On Thu, Nov 14, 2019 at 3:27 AM Jonathan Cameron
<jonathan.cameron@xxxxxxxxxx> wrote:
[..]
> Hi Dan,
>
> Agreed that it makes sense to expand how we describe these cases a bit.
> To make sure I've understood correctly let me paraphrase what you
> are proposing (and tweak it a bit ;)
>
> Assuming for this purpose we don't put GIs in CPU nodes as that makes
> for really fiddly explanation. In reality the code will need to handle
> that.
>
> 1) Leave access0 as it currently is with this series - so continue to
> not distinguish between CPU nodes and Generic Initator containing ones?

Yes, but with the caveat that I think 2) also needs to be part of the
series before it goes upstream. I.e. don't regress the amount of
default information just because a generic initiator is present.

> 2) Add access 1 which is effectively access0 ignoring Generic Initiators?

Effectively yes, but I'd say it differently. Always display the access
class for the local initiator as defined by the HMAT as access0, but
also include the "local" cpu node.

> My feeling is that any existing users of access0 are definitely not going
> to be expecting generic initiators, so we might want to do this the other
> way around. access0 is only CPUs and memory, access1 is including
> generic initiators. If there are no GIs don't expose access1 at all?

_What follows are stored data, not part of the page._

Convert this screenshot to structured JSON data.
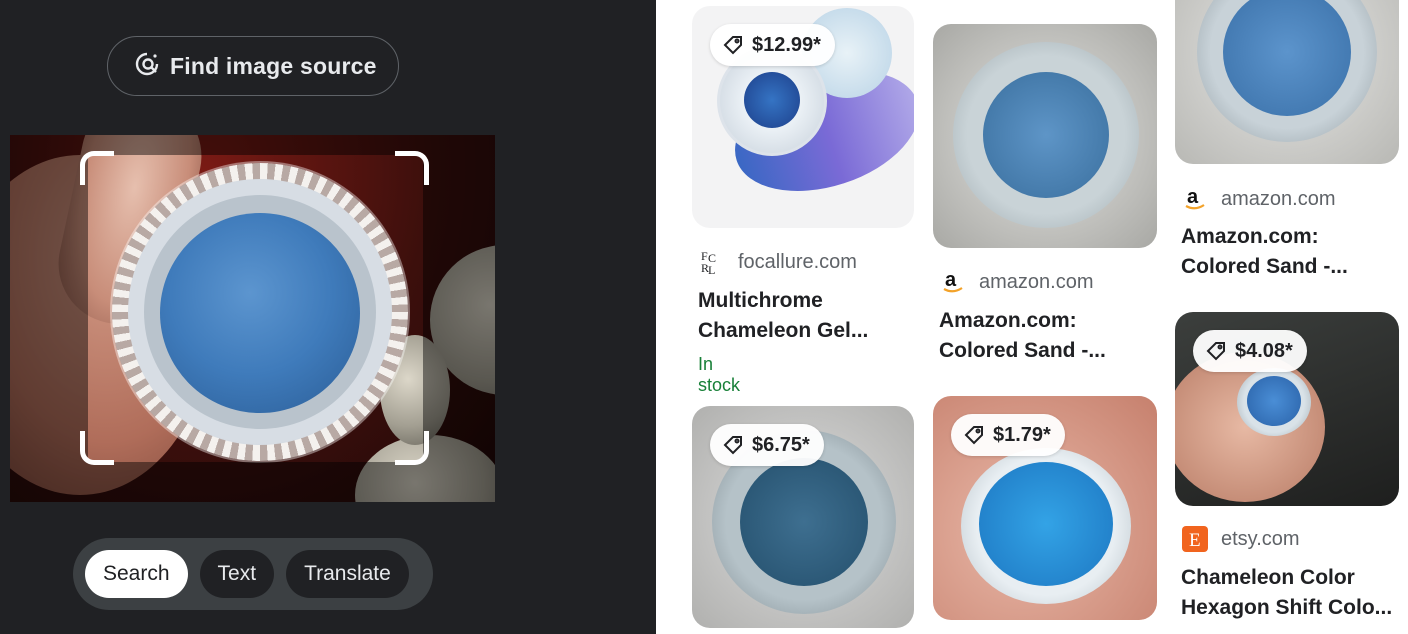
{
  "left": {
    "find_image_source": "Find image source",
    "modes": [
      "Search",
      "Text",
      "Translate"
    ],
    "active_mode": "Search"
  },
  "results": [
    {
      "price": "$12.99*",
      "source": "focallure.com",
      "title_line1": "Multichrome",
      "title_line2": "Chameleon Gel...",
      "stock": "In stock"
    },
    {
      "price": "",
      "source": "amazon.com",
      "title_line1": "Amazon.com:",
      "title_line2": "Colored Sand -..."
    },
    {
      "price": "",
      "source": "amazon.com",
      "title_line1": "Amazon.com:",
      "title_line2": "Colored Sand -..."
    },
    {
      "price": "$6.75*"
    },
    {
      "price": "$1.79*"
    },
    {
      "price": "$4.08*",
      "source": "etsy.com",
      "title_line1": "Chameleon Color",
      "title_line2": "Hexagon Shift Colo..."
    }
  ],
  "colors": {
    "dark_bg": "#202124",
    "in_stock": "#188038",
    "etsy": "#f1641e"
  }
}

There are no consumers of the information that I know of, so I do not
see the risk of regression.

> For now we could simply block the GI visibility in access0 and deal
> with access1 as a separate series. I suspect we will get push back
> as there are no known users of our new access1 so it may take a while
> to prove utility and get it accepted.

The problem is that HMAT gives an unequivocal answer for "local"
because it lists it in the table explicitly. Everything else is a
subjective determination from parsing the performance data and picking
a metric. If access0 is a GI, then let sysfs just reflect that truth.